Around this time each year, we commonly hear people making New Year’s Resolutions. The beginning of a new year can be a great time to start fresh and improve areas of your life.
But resolutions are often half-baked pledges that revolve around small ideas. People make resolutions because the pledge itself is easy to say and creates a false sense of productivity. Too often we make these resolutions without taking a deeper look at the bigger picture of what we really want our lives to look like. This is why so many New Year’s Resolutions tend to fall flat by about February.
So this New Year’s, ditch the resolutions. Instead, design your life.
The end of the year is the perfect time to do it. The holidays afford many people additional time off work, which provides the mental space needed to think critically about life and goals. While everyone else slacks off over the holidays and makes half-hearted resolutions, you’ll be ready to rock the new year with a proactive and well-designed plan.
1. Start with an audit of the past year.
“The unexamined life is not worth living.” – Socrates
To understand where you want to go, it helps to start with a full understanding of where you’ve been. Blogger and New York Times bestselling author Chris Guillebeau advocates for an Annual Review each year. He first wrote about this in 2008, in How to Conduct Your Own Annual Review. He starts with a pen, notebook, and two essential questions: What went well this year? What did not go well?
Take the time to celebrate your accomplishments. Humans are hard-wired to dwell on the negative, so you might be surprised to see how much you actually did in the past year.
2. Turn your aspirations into an actionable plan.
Most people never plan beyond their aspirations, but this step is essential. Simply saying that you want to accomplish something and telling yourself you’ll figure it out later is a guarantee that you’ll never get there. Life and all its distractions and short-term interruptions will always get in the way.
Take your three to four most important goals for 2015 and write out a detailed, step by step list for what would need to happen for each of those goals to be achieved. Be as specific as possible and make sure each step is measurable. If your goal is to write a book in 2015, then your list should read, “Write 500 words every day,” not simply, “Write more.” Agreeing to walk 10,000 steps every day is better than simply saying you’ll work out more next year.
Jen Dziura’s Design Your 2015 downloadable workbook is great for both the audit of your past year and helping you map out the individual steps needed to accomplish your goals. I used it last year and will be using it for my own review again this year.
3. Schedule your plan.
If you don’t actually schedule each step as an event on your calendar, you’ll never get around to it. Once you’ve mapped out what needs to happen, figure out when it needs to happen. If you typically use a digital calendar, try doing this on paper instead. We usually underestimate how long it takes to get things done, but seeing it written out will help you plan more realistically.
4. Plan the habits you’ll need to develop.

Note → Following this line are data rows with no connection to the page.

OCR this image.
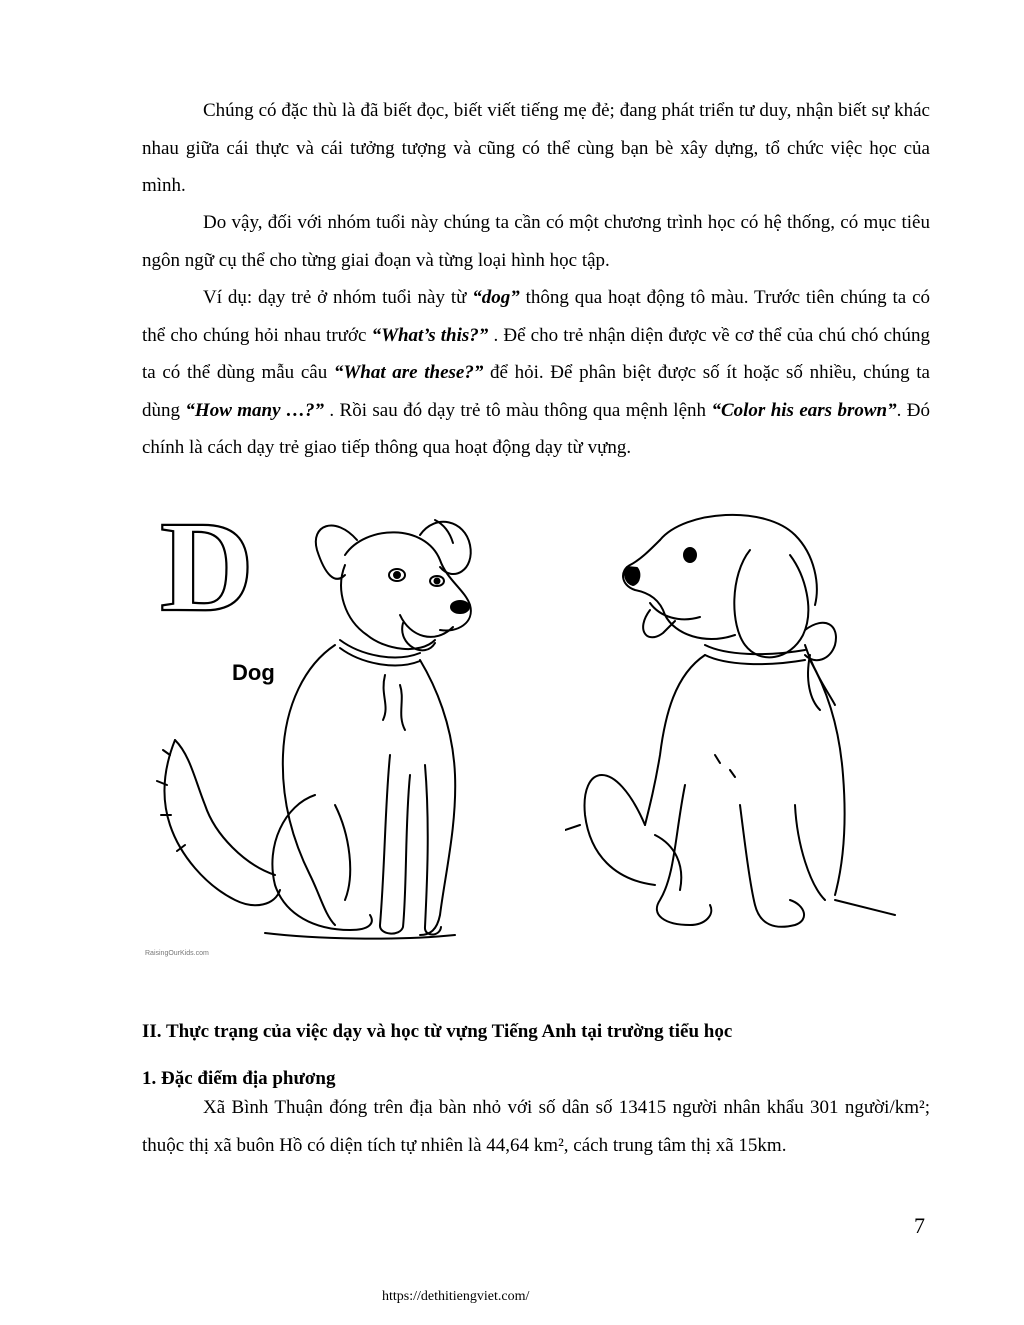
Chúng có đặc thù là đã biết đọc, biết viết tiếng mẹ đẻ; đang phát triển tư duy, nhận biết sự khác nhau giữa cái thực và cái tưởng tượng và cũng có thể cùng bạn bè xây dựng, tổ chức việc học của mình.

Do vậy, đối với nhóm tuổi này chúng ta cần có một chương trình học có hệ thống, có mục tiêu ngôn ngữ cụ thể cho từng giai đoạn và từng loại hình học tập.

Ví dụ: dạy trẻ ở nhóm tuổi này từ “dog” thông qua hoạt động tô màu. Trước tiên chúng ta có thể cho chúng hỏi nhau trước “What’s this?” . Để cho trẻ nhận diện được về cơ thể của chú chó chúng ta có thể dùng mẫu câu “What are these?” để hỏi. Để phân biệt được số ít hoặc số nhiều, chúng ta dùng “How many …?” . Rồi sau đó dạy trẻ tô màu thông qua mệnh lệnh “Color his ears brown”. Đó chính là cách dạy trẻ giao tiếp thông qua hoạt động dạy từ vựng.

D
Dog
RaisingOurKids.com

II. Thực trạng của việc dạy và học từ vựng Tiếng Anh tại trường tiểu học

1. Đặc điểm địa phương

Xã Bình Thuận đóng trên địa bàn nhỏ với số dân số 13415 người nhân khẩu 301 người/km²; thuộc thị xã buôn Hồ có diện tích tự nhiên là 44,64 km², cách trung tâm thị xã 15km.

7
https://dethitiengviet.com/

“We are what we repeatedly do. Excellence, then, is not an act, but a habit.”- Aristotle
Changing our behavior starts with our habits. In addition to outlining specific goals and steps to achieve them, examine your habits. Habits are small behaviors we do automatically, without thinking, and each one has a trigger.
Studies show that willpower is a limited resource. The answer to getting more done isn’t simply having more motivation or willpower. If you want to change something about yourself, break the goal down into the smallest of daily habits, and then practice implementing those into your life. Once those are second nature, you no longer require as much willpower to achieve your goal.
Behavior design researcher BJ Fogg runs a workshop I highly recommend called Tiny Habits that is free to join. For more information about building habits, read Identity-Based Habits: How to Actually Stick to Your Goals This Year and How to Build a New Habit: This is Your Strategy Guide by James Clear.
5. Keep yourself accountable.
Every time I fail to achieve one of my goals, it’s because I kept them to myself and didn’t set up any kind of accountability. Finding some way to hold yourself accountable is key. Consider reaching out to friends and family for help. This doesn’t mean assigning someone to check in with you and nag you. Trying asking someone for something very small and packaging it within the work you need to do. Let’s say you’re an artist and you want to find more time to work on your art in 2015. You could ask a friend with art world connections to introduce you to a gallery owner after you complete 10 pieces by a certain date. You’re now accountable to that friend to make your art on a set schedule, and you gain a professional connection from it.
Schedule regular check-ins with yourself as well. Every three months, review your progress. If you got stuck somewhere along the way, figure out why and adjust your plan if necessary.
Remember that unless you take the reins, life will continue to happen to you. Wouldn’t you rather be the one in charge? The process of designing your life and making a plan of attack should be fun and inspiring. After all, it’s your life and your dreams! So this year, instead of wishing for the life you want in 2015, go make it happen.